Lenin’s Revolution vs. Luther’s Reformation

Human Events | Marvin Olasky | Nov. 8, 2007

Luther was a theological revolutionary but not a political one. In 1521, he wrote “A Sincere Admonition by Martin Luther to All Christians To Guard Against Insurrection and Rebellion.” The following year, as political unrest intensified, Luther preached about effecting change through patience, charity and reliance on God’s word rather than violence.

He portrayed the devil enjoying religiously based class warfare: “He sits with folded arms behind the fire of hell, and says with malignant looks and frightful grin: ‘Ah, how wise these madmen are to play my game! Let them go on; I shall reap the benefit.'”
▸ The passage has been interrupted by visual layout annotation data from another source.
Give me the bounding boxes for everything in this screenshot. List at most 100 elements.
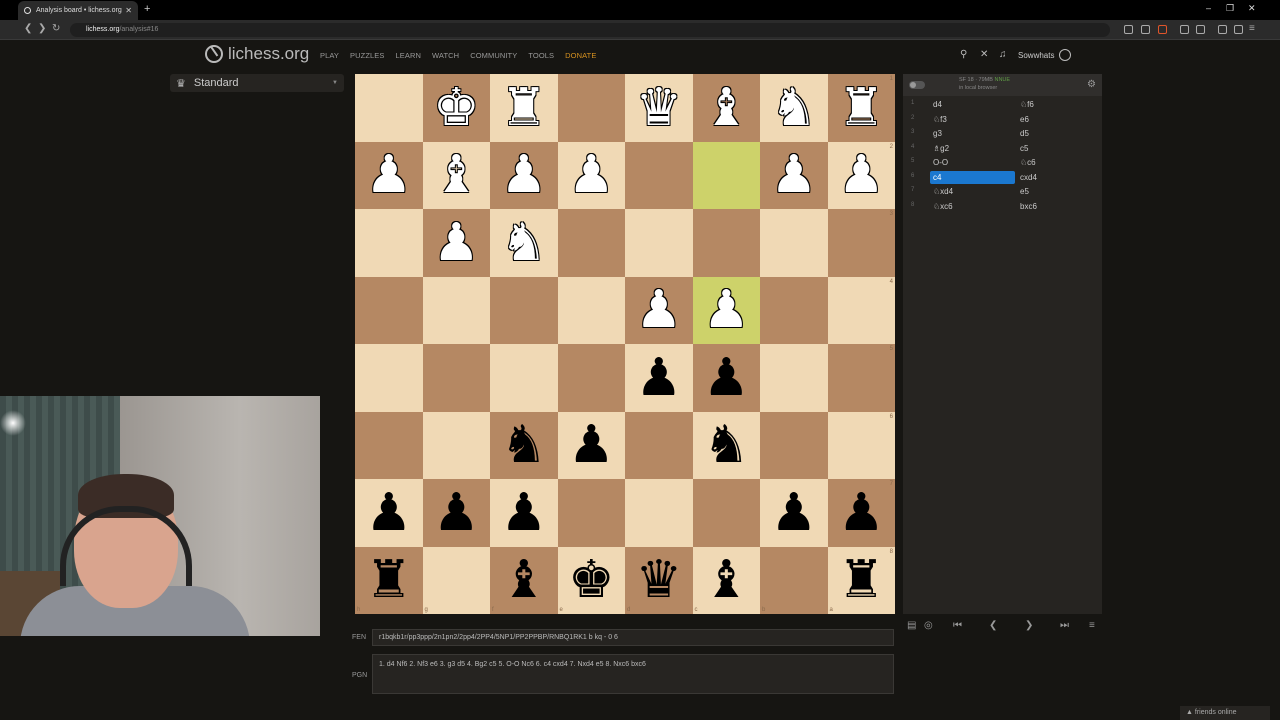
user-avatar-icon[interactable] — [1059, 49, 1071, 61]
board-square[interactable] — [625, 479, 693, 547]
move-black[interactable]: c5 — [1017, 142, 1097, 155]
notification-bell-icon[interactable]: ♫ — [999, 49, 1007, 60]
board-square[interactable] — [692, 209, 760, 277]
board-square[interactable] — [557, 276, 625, 344]
user-menu[interactable]: Sowwhats — [1018, 51, 1054, 60]
board-square[interactable]: ♛ — [625, 74, 693, 142]
board-square[interactable]: 3 — [827, 209, 895, 277]
board-square[interactable]: ♞ — [490, 411, 558, 479]
black-rook-icon[interactable]: ♜ — [365, 554, 412, 606]
last-move-icon[interactable]: ⏭ — [1060, 620, 1069, 631]
nav-tools[interactable]: TOOLS — [528, 51, 554, 60]
white-pawn-icon[interactable]: ♟ — [433, 217, 480, 269]
board-square[interactable]: ♟ — [692, 344, 760, 412]
move-black[interactable]: cxd4 — [1017, 171, 1097, 184]
board-square[interactable] — [625, 411, 693, 479]
board-square[interactable]: ♛ d — [625, 546, 693, 614]
black-pawn-icon[interactable]: ♟ — [635, 352, 682, 404]
prev-move-icon[interactable]: ❮ — [989, 620, 997, 631]
move-black[interactable]: e5 — [1017, 185, 1097, 198]
nav-community[interactable]: COMMUNITY — [470, 51, 517, 60]
board-square[interactable]: g — [422, 546, 490, 614]
white-pawn-icon[interactable]: ♟ — [838, 149, 885, 201]
vpn-icon[interactable] — [1218, 25, 1227, 34]
board-square[interactable]: ♟ — [490, 479, 558, 547]
book-icon[interactable]: ▤ — [907, 620, 916, 631]
white-bishop-icon[interactable]: ♝ — [703, 82, 750, 134]
move-white[interactable]: ♗g2 — [930, 142, 1015, 155]
site-logo[interactable]: lichess.org — [205, 44, 309, 64]
board-square[interactable] — [760, 344, 828, 412]
black-pawn-icon[interactable]: ♟ — [770, 487, 817, 539]
friends-online-button[interactable]: ▲ friends online — [1180, 706, 1270, 720]
next-move-icon[interactable]: ❯ — [1025, 620, 1033, 631]
board-square[interactable] — [557, 479, 625, 547]
black-pawn-icon[interactable]: ♟ — [703, 352, 750, 404]
target-icon[interactable]: ◎ — [924, 620, 933, 631]
board-square[interactable]: ♞ — [692, 411, 760, 479]
white-rook-icon[interactable]: ♜ — [500, 82, 547, 134]
board-square[interactable]: ♟ — [355, 479, 423, 547]
move-black[interactable]: e6 — [1017, 113, 1097, 126]
board-square[interactable] — [625, 209, 693, 277]
board-square[interactable]: ♟ — [355, 141, 423, 209]
board-square[interactable]: 5 — [827, 344, 895, 412]
board-square[interactable]: ♟ — [422, 479, 490, 547]
black-rook-icon[interactable]: ♜ — [838, 554, 885, 606]
nav-play[interactable]: PLAY — [320, 51, 339, 60]
board-square[interactable] — [557, 74, 625, 142]
first-move-icon[interactable]: ⏮ — [953, 620, 962, 631]
maximize-button[interactable]: ❐ — [1226, 3, 1234, 14]
white-pawn-icon[interactable]: ♟ — [500, 149, 547, 201]
white-pawn-icon[interactable]: ♟ — [703, 284, 750, 336]
board-square[interactable]: 6 — [827, 411, 895, 479]
cast-icon[interactable] — [1124, 25, 1133, 34]
board-square[interactable] — [355, 209, 423, 277]
black-pawn-icon[interactable]: ♟ — [838, 487, 885, 539]
minimize-button[interactable]: – — [1206, 3, 1211, 13]
board-square[interactable]: ♟ — [625, 276, 693, 344]
move-white[interactable]: g3 — [930, 127, 1015, 140]
move-black[interactable]: ♘c6 — [1017, 156, 1097, 169]
move-white[interactable]: ♘xc6 — [930, 200, 1015, 213]
tab-close-icon[interactable]: ✕ — [125, 6, 132, 15]
board-square[interactable] — [625, 141, 693, 209]
board-square[interactable]: ♟ — [557, 411, 625, 479]
board-square[interactable] — [692, 141, 760, 209]
wallet-icon[interactable] — [1196, 25, 1205, 34]
board-square[interactable]: ♟ — [760, 479, 828, 547]
share-icon[interactable] — [1141, 25, 1150, 34]
board-square[interactable]: ♜ h — [355, 546, 423, 614]
move-white[interactable]: c4 — [930, 170, 1015, 184]
white-pawn-icon[interactable]: ♟ — [365, 149, 412, 201]
browser-tab[interactable]: Analysis board • lichess.org ✕ — [18, 1, 138, 20]
white-pawn-icon[interactable]: ♟ — [568, 149, 615, 201]
nav-puzzles[interactable]: PUZZLES — [350, 51, 384, 60]
board-square[interactable]: ♚ — [422, 74, 490, 142]
board-square[interactable]: ♚ e — [557, 546, 625, 614]
board-square[interactable]: ♟ — [692, 276, 760, 344]
move-black[interactable]: d5 — [1017, 127, 1097, 140]
back-icon[interactable]: ❮ — [24, 23, 32, 34]
menu-icon[interactable]: ≡ — [1089, 620, 1095, 631]
white-knight-icon[interactable]: ♞ — [770, 82, 817, 134]
board-square[interactable]: ♟ — [625, 344, 693, 412]
reload-icon[interactable]: ↻ — [52, 23, 60, 34]
board-square[interactable]: ♝ — [692, 74, 760, 142]
close-window-button[interactable]: ✕ — [1248, 3, 1256, 14]
new-tab-button[interactable]: + — [144, 3, 150, 15]
board-square[interactable]: ♝ c — [692, 546, 760, 614]
board-square[interactable] — [355, 74, 423, 142]
gear-icon[interactable]: ⚙ — [1087, 79, 1096, 90]
white-king-icon[interactable]: ♚ — [433, 82, 480, 134]
chess-board[interactable]: ♚ ♜ ♛ ♝ ♞ ♜ 1 ♟ ♝ ♟ ♟ ♟ ♟ 2 ♟ ♞ 3 ♟ ♟ 4 ♟ ♟ 5 ♞ ♟ ♞ 6 ♟ ♟ ♟ ♟ ♟ 7 ♜ h g ♝ f ♚ e… — [355, 74, 895, 614]
search-icon[interactable]: ⚲ — [960, 49, 967, 60]
variant-select[interactable]: ♛ Standard ▼ — [170, 74, 344, 92]
move-white[interactable]: ♘xd4 — [930, 185, 1015, 198]
move-white[interactable]: ♘f3 — [930, 113, 1015, 126]
board-square[interactable]: ♟ — [422, 209, 490, 277]
move-white[interactable]: d4 — [930, 98, 1015, 111]
board-square[interactable] — [355, 411, 423, 479]
address-bar[interactable]: lichess.org/analysis#16 — [70, 23, 1110, 37]
board-square[interactable]: ♟ — [490, 141, 558, 209]
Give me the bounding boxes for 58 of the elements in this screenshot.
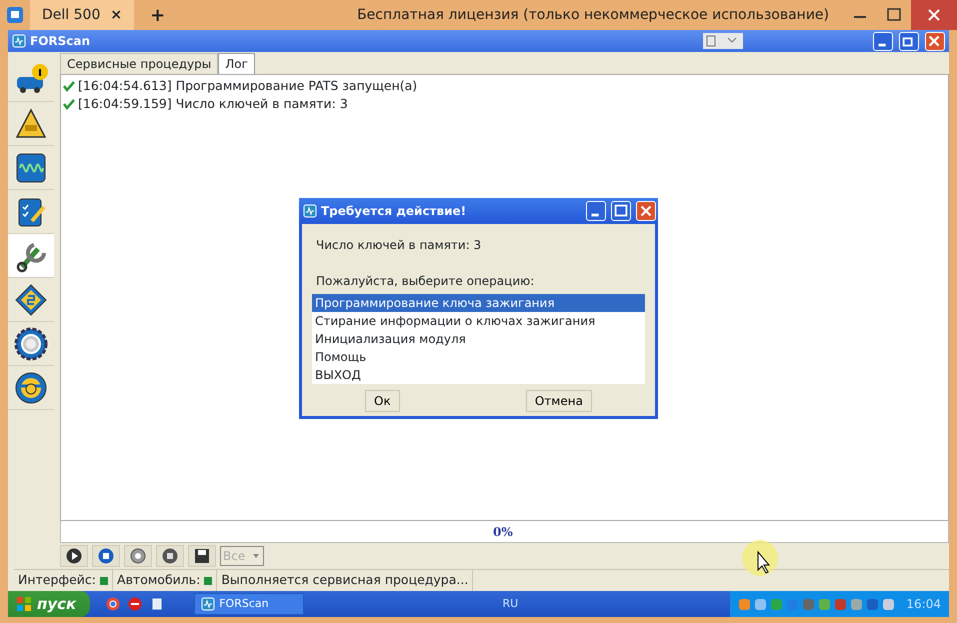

When one of the madmen, Thomas Muntzer, led a communist uprising in 1524 and 1525, Luther argued that “the Gospel does not make goods common, except in the case of those who do of their own free will what the apostles and disciples did in Acts IV. They did not demand, as do our insane peasants in their raging, that the goods of others — of a Pilate and a Herod — should be common, but only their own goods.”

For nearly five centuries, many Protestants have followed Luther’s distinction. It’s good for Christians to be charitable by voluntarily selling property they don’t need to help those in need. But kissing up to envy by instituting government-forced theft is sleeping with Satan.

Communism always works out poorly in practice because people work hardest when they get to keep for themselves and their families most of what they have earned. Those who provide valuable goods and services deserve their profits, and government should not seize it. Government can tax it, but countries prosper the most when taxes are low.

Why, when the historical evidence is so clear, does communism periodically rear its exceptionally ugly head, sometimes in profile as “Christian socialism” and sometimes in full-monty flare? Part of the appeal lies in the thrill of overturning God-given patterns of family and enterprise and substituting our own. Part is power seeking. Part is satanic.

It all comes back to the difference between 490 and 90. In his 1952 book, “Witness,” Whittaker Chambers wrote that Communism “is not new. It is, in fact, man’s second oldest faith. Its promise was whispered in the first days of the Creation under the Tree of the Knowledge of Good and Evil: ‘Ye shall be as gods.’ It is the great alternative faith of mankind. … The Communist vision is the vision of Man without God.”

Chambers eloquently continued: “It is the vision of man’s mind displacing God as the creative intelligence of the world. It is the vision of man’s liberated mind, by the sole force of its rational intelligence, redirecting man’s destiny and reorganizing man’s life and the world. It is the vision of man, once more the central figure of the Creation, not because God made man in His image, but because man’s mind makes him the most intelligent of the animals.”

London journalist Richard Spencer put it well two years ago in The Telegraph:
“Christianity lays down that a man’s responsibility to his neighbour is personal, a matter for his individual conscience, while communism decrees that all duties are collective, to be enforced by the state. … Communism and its blood-brother, fascism, have been responsible — in Asia, Europe, Africa and South America — for more human misery over the past century than any other systems of belief thought up by man.”

A crucial difference between 490 and 90: “Christianity teaches that each of us is a moral being, responsible for our actions to our Maker, and individually bound to love our neighbors as ourselves.”